State Department Creates a New Cybersecurity and Emerging Technologies Bureau

The Secretary of State, Mike Pompeo, recently announced the creation of the Cyberspace Security and Emerging Technologies Bureau (CSET) at the U.S. Department of State, following through on the department’s notification to Congress in June 2019 of its plans to create the Bureau. “The need to reorganize and resource America’s cyberspace and emerging technology security diplomacy through the creation of CSET is critical, as the challenges to U.S. national security presented by China, Russia, Iran, North Korea, and other cyber and emerging technology competitors and adversaries have only increased...,” the statement read.

The new Bureau is charged with leading U.S. government diplomatic efforts in “international cyberspace security and emerging technology policy issues that affect U.S. foreign policy and national security, including securing cyberspace and critical technologies, reducing the likelihood of cyber conflict, and prevailing in strategic cyber competition.”

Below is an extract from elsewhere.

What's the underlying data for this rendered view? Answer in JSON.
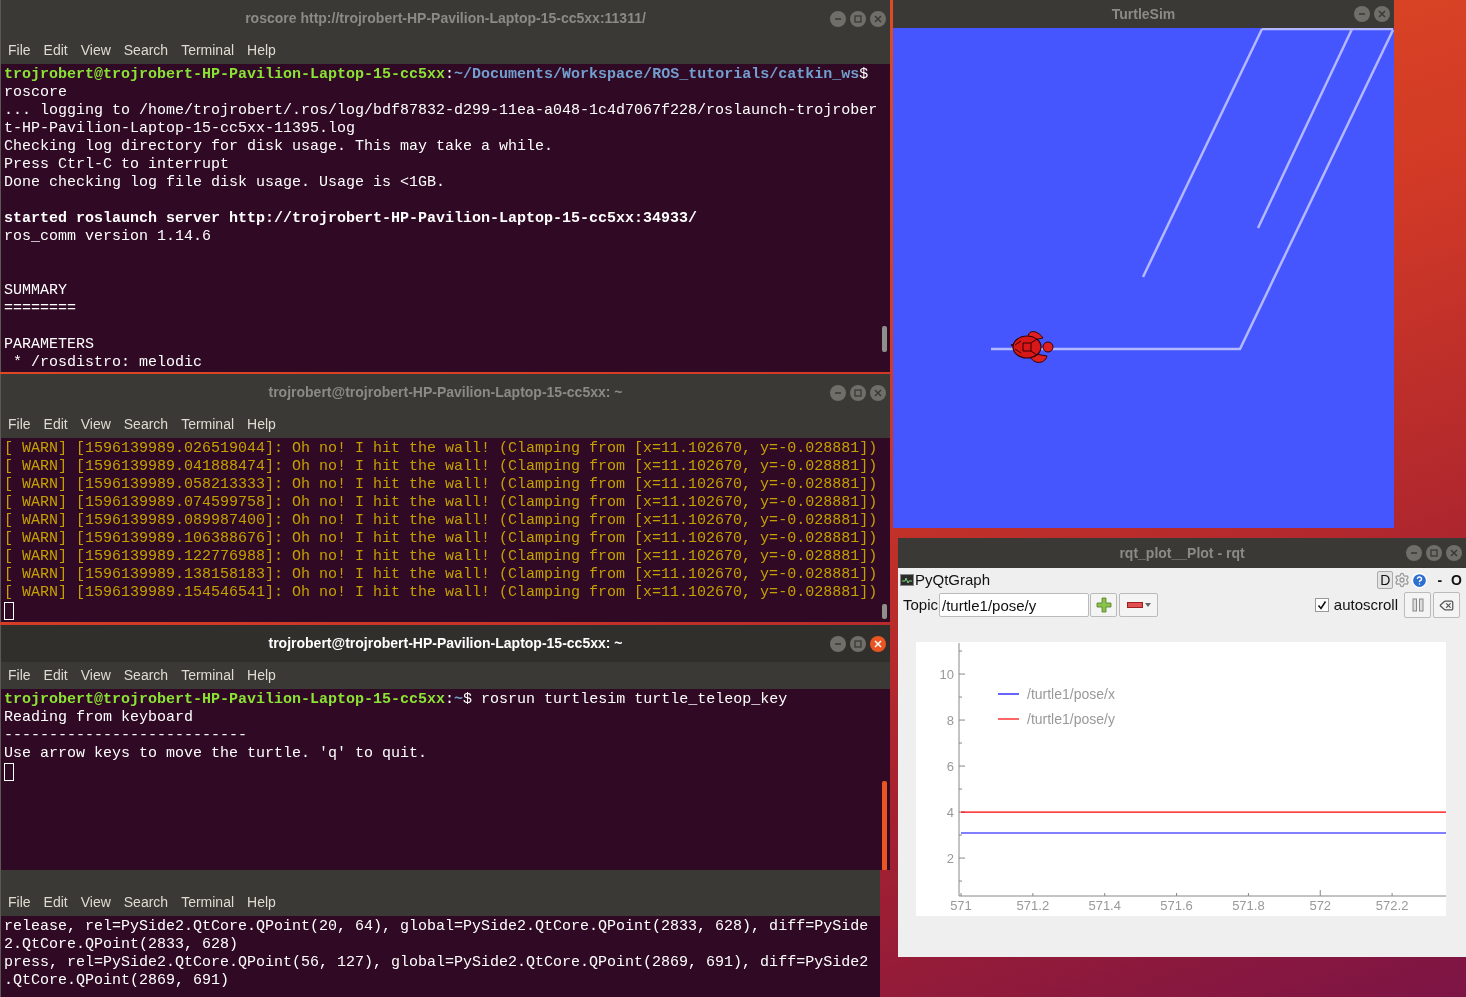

So why now? The creation of CSET comes just days before Pompeo and others at the State Department transition leadership to the incoming Biden Administration. A State Department spokesperson told Nextgov the Bureau’s launch was “not in response” to the recent SolarWinds backdoor breach, in which State has been named among the victims. State’s move to stand up CSET started months before the attack.

Even so, State’s CSET plans have met with less than roaring approvals. In September, the GAO negatively reviewed State’s plans for how it would establish CSET. While “State’s rationale for establishing CSET included the need to improve coordination with other agencies working on national security issues, and … engage more effectively with interagency stakeholders,” GAO was critical that the department “has not informed or involved these agency partners in the development of its reorganization plan for establishing a new Bureau…” Further, GAO concluded that “with multiple agencies involved in cyber diplomacy efforts and supporting similar goals, the potential for negative effects from fragmentation, overlap, and duplication in these efforts exists.” GAO took issue with State’s assertion that “its current coordination processes avoid fragmentation, overlap, and duplication, and is not proposing to change these processes,” concluding that “State has provided no evidence to support its assertion that its current processes avoid fragmentation, overlap, and duplication, or that its reorganization plan will mitigate any risks.”

Now, just days after Pompeo’s announcement several lawmakers in Congress have called on President-elect Joe Biden to halt the Bureau’s creation once he takes office. Senators Angus King (I-ME) and Ben Sasse (R-NE) and Representatives Mike Gallagher (R-WI) and Jim Langevin (D-RI) – members of the congressional Cyberspace Solarium Commission that published numerous federal cybersecurity recommendations last year – released a joint statement criticizing the Bureau’s creation. “In our report, we emphasize the need for a greater emphasis on international cyber policy at State. However, unlike the bipartisan Cyber Diplomacy Act, the State Department’s proposed Bureau will reinforce existing silos and hinder the development of a holistic strategy to promote cyberspace stability on the international stage.”

The focus on cybersecurity at the State Department – whether concerning U.S. international diplomacy on cyber issues or the internal cybersecurity leadership, practices and effectiveness across the enterprise – has been an ongoing area of interest and concern across multiple presidential administrations. And similarly, the Biden Administration will inherit these challenges.